Mais uma noite no Santuário das Palavras
- Ketty Williams

- 17 de out.
- 2 min de leitura

Mais uma noite cai sobre o Santuário. A chuva tamborila suavemente no telhado, e o ar frio traz o perfume de terra molhada. Do lado de dentro, o calor ameno das luzes em tom dourado desenha sombras delicadas nas prateleiras, como se as palavras projetassem suas próprias almas nas paredes.
Caminho devagar entre os corredores. Os livros me observam, imóveis, mas vivos, cada um guardando o universo inteiro de alguém que um dia ousou escrever. Passo a mão sobre as lombadas, sentindo a poeira fina da memória. Tudo está em ordem.
O sininho na porta tilinta, esse som simples, mas reconfortante, que anuncia presença. As pessoas começam a chegar, uma a uma, escapando da chuva. Penduram seus guarda-chuvas e, com passos lentos, cruzam o limiar entre o mundo lá fora e o mundo aqui dentro. Aqui, o tempo tem outro ritmo. Aqui, ninguém precisa correr.
Uma moça senta-se no mesmo canto de sempre. Já a conheço de vista. Fica por horas mergulhada em romances, como quem busca nas palavras um pedaço de algo que o tempo levou. Às vezes, penso que ela sente falta de um amor antigo, o modo como segura o livro, delicadamente, denuncia saudade.
No Santuário, os livros são sagrados. Não podem ser levados, devem permanecer aqui, no coração do espaço, como guardiões de histórias. Mas todos podem ficar o quanto quiserem. Há cadeiras, pufes, zabutons espalhados, e um silêncio confortável, quase maternal. Aqui, o mundo inteiro cabe dentro de uma página.

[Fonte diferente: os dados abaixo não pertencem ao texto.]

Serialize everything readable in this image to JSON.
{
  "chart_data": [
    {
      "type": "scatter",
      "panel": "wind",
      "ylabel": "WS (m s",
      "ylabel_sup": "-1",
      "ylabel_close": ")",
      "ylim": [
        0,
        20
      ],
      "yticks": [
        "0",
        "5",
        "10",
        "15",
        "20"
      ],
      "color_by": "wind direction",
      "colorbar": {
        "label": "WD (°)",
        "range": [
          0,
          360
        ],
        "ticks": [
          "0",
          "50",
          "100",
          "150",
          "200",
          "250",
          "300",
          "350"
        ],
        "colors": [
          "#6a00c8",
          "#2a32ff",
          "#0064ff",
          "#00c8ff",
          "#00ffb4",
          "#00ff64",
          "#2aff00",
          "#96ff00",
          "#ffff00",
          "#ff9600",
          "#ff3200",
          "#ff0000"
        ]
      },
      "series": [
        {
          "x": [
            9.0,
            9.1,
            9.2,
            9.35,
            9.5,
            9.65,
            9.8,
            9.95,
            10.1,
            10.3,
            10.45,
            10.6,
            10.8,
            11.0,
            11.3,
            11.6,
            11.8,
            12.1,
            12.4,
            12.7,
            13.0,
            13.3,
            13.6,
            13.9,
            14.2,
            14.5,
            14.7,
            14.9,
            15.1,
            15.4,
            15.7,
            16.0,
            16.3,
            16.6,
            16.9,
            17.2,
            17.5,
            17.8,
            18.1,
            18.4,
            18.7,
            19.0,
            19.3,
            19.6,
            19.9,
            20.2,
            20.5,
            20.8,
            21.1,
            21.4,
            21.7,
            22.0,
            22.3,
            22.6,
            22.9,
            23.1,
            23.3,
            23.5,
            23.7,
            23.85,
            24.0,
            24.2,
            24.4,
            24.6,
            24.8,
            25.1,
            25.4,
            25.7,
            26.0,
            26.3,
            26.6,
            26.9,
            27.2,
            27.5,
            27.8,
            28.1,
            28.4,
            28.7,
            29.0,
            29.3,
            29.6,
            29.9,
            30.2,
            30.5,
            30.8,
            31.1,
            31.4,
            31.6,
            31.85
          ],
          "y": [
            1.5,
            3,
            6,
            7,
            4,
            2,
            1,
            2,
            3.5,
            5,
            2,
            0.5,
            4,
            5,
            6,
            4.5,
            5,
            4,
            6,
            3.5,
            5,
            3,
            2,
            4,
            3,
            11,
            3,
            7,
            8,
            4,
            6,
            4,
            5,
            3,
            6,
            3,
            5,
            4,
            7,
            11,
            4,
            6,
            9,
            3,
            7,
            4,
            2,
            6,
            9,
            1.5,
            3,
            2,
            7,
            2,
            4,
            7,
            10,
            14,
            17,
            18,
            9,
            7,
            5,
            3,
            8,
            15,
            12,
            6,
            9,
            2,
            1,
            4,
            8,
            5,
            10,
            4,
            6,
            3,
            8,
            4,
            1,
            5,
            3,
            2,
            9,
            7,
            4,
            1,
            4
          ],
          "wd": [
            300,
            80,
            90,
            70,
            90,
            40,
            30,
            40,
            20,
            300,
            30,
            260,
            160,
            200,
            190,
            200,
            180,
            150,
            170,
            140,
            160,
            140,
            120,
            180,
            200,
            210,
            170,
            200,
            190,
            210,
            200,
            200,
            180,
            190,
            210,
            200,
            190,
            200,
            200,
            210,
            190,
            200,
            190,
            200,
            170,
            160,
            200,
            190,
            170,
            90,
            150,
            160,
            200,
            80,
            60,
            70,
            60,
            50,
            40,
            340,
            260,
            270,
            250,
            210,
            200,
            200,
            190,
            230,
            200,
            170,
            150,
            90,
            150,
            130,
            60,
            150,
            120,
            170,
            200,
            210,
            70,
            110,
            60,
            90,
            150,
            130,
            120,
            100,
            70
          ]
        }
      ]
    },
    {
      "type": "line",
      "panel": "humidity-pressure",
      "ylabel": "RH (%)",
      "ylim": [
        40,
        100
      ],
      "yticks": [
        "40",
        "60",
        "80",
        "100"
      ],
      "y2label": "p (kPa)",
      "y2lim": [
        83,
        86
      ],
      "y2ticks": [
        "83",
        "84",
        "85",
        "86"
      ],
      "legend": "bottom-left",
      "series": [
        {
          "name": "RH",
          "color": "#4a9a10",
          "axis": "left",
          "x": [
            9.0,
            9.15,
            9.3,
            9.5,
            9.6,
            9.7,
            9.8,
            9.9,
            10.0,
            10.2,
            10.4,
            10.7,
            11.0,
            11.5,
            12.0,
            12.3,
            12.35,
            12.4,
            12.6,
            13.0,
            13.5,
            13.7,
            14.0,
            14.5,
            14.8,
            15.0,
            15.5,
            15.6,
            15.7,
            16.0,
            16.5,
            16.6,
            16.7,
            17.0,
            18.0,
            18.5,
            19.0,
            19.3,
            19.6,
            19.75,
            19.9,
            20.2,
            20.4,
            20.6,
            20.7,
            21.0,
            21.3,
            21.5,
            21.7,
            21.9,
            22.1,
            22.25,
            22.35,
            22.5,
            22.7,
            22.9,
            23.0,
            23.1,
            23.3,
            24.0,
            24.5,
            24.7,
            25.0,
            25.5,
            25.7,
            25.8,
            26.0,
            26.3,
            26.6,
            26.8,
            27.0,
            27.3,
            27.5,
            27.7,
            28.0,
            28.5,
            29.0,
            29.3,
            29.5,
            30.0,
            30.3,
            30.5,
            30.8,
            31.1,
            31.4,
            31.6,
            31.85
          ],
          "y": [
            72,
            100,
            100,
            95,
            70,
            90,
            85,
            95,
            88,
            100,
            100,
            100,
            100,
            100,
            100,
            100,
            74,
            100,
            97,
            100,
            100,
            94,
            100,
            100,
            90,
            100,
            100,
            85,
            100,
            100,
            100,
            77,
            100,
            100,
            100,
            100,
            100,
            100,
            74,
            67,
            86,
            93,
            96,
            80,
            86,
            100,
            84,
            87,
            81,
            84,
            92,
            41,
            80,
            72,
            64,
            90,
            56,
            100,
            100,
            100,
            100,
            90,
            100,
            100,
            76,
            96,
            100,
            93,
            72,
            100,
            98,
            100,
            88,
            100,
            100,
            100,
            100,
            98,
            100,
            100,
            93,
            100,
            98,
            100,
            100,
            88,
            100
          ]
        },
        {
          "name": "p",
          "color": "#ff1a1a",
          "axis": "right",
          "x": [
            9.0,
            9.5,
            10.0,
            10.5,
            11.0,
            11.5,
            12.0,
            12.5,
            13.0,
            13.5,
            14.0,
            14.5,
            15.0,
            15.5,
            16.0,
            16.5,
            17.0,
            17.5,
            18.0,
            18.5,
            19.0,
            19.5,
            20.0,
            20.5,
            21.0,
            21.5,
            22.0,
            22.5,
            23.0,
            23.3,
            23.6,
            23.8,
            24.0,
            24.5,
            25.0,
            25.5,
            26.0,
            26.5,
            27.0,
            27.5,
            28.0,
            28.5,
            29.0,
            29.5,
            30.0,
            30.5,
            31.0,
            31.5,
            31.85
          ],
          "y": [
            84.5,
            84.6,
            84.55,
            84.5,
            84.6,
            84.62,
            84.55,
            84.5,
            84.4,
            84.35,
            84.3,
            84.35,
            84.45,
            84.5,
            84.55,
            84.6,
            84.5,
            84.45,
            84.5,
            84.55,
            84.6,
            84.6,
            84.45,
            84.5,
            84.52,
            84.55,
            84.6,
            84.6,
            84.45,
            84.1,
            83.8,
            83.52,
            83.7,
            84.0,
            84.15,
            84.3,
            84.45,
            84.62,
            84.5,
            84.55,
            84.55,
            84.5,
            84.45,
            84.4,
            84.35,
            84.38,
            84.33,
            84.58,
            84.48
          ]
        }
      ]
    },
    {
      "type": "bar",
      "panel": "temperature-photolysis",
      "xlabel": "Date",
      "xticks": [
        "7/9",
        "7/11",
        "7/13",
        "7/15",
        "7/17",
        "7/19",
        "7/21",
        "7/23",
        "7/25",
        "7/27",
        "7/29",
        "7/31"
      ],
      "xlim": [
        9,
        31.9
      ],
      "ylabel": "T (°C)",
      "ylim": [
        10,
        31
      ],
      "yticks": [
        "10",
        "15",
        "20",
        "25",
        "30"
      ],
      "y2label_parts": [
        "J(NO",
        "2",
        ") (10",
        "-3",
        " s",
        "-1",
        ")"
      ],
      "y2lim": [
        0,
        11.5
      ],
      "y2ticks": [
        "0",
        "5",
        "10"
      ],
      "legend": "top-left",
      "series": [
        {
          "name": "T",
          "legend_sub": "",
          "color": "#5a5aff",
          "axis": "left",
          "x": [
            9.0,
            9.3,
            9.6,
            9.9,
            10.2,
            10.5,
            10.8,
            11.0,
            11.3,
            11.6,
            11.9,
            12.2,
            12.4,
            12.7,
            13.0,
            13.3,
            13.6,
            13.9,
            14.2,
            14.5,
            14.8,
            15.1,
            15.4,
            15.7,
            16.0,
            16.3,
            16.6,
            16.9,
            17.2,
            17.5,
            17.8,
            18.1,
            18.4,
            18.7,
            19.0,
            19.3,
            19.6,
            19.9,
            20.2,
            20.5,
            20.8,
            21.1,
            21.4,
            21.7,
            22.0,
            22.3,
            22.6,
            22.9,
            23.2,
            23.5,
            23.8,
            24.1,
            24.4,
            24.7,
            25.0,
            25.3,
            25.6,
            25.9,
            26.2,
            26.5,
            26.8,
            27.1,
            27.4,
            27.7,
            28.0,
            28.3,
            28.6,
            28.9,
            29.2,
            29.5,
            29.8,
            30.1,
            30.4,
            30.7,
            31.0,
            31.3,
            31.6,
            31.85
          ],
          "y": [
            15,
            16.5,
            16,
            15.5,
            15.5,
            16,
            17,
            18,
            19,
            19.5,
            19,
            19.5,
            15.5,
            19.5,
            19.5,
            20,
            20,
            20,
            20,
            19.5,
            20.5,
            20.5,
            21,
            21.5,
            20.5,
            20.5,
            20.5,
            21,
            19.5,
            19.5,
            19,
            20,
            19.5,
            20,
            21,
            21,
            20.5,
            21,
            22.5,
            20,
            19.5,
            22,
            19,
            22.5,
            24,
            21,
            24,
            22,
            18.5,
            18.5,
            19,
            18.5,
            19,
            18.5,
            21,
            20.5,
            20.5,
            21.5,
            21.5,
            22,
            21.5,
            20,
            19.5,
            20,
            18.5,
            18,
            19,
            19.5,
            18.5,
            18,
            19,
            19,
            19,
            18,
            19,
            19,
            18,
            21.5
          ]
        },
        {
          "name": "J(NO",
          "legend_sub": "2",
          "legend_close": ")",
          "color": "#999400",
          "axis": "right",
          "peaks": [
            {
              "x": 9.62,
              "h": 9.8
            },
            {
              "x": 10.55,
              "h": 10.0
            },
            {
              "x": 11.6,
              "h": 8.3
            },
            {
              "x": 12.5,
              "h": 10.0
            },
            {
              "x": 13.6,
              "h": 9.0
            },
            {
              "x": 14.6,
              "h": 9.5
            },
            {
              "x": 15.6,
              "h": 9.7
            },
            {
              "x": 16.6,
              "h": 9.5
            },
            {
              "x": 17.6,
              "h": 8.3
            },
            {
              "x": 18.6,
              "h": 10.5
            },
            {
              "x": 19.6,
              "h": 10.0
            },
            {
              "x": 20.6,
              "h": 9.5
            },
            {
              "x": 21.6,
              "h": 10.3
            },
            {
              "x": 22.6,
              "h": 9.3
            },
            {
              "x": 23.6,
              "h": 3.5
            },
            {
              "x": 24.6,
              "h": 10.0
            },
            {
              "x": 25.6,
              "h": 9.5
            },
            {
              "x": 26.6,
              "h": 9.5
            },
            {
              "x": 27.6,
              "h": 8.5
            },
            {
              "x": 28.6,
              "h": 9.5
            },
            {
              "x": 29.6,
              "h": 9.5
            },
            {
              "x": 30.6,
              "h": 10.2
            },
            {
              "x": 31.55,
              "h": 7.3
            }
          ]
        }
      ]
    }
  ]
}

Logo será hora de tocar o sino. A leitura de hoje é de uma carta escrita por alguém que se despediu da mãe há muito tempo. Pego o pequeno envelope, já amarelado pelas lágrimas, e me preparo. O som do sino ecoa, suave e profundo, convidando todos ao recolhimento. Enquanto leio, as palavras se tornam asas. Elas tocam, ferem, curam. E quando o último ponto final é dito, o ar parece mais leve, como se a dor tivesse encontrado repouso.
A carta será plantada amanhã, junto a uma pequena semente. Assim como todas as outras. É o ritual do Santuário: fazer com que o que foi dito floresça, em algum lugar do mundo.
Já é noite alta. As pessoas se despedem aos poucos, mas a sensação é de que ninguém realmente vai embora. Ficam as vozes, o cheiro de papel, o murmúrio da chuva. Fecho o livro que estava em minhas mãos e respiro fundo. Há paz aqui. E beleza também, uma beleza antiga, que não depende de nada, apenas existe.
Às vezes, ao olhar ao redor, penso que este lugar poderia estar em qualquer cidade, em qualquer tempo. Talvez até em Florença. E se Maquiavel entrasse agora, certamente tiraria o chapéu, sentaria em um canto, e se deixaria ficar, apenas ouvindo o som sereno do silêncio.
(Prosa poética com elementos de realismo mágico e introspecção filosófica.)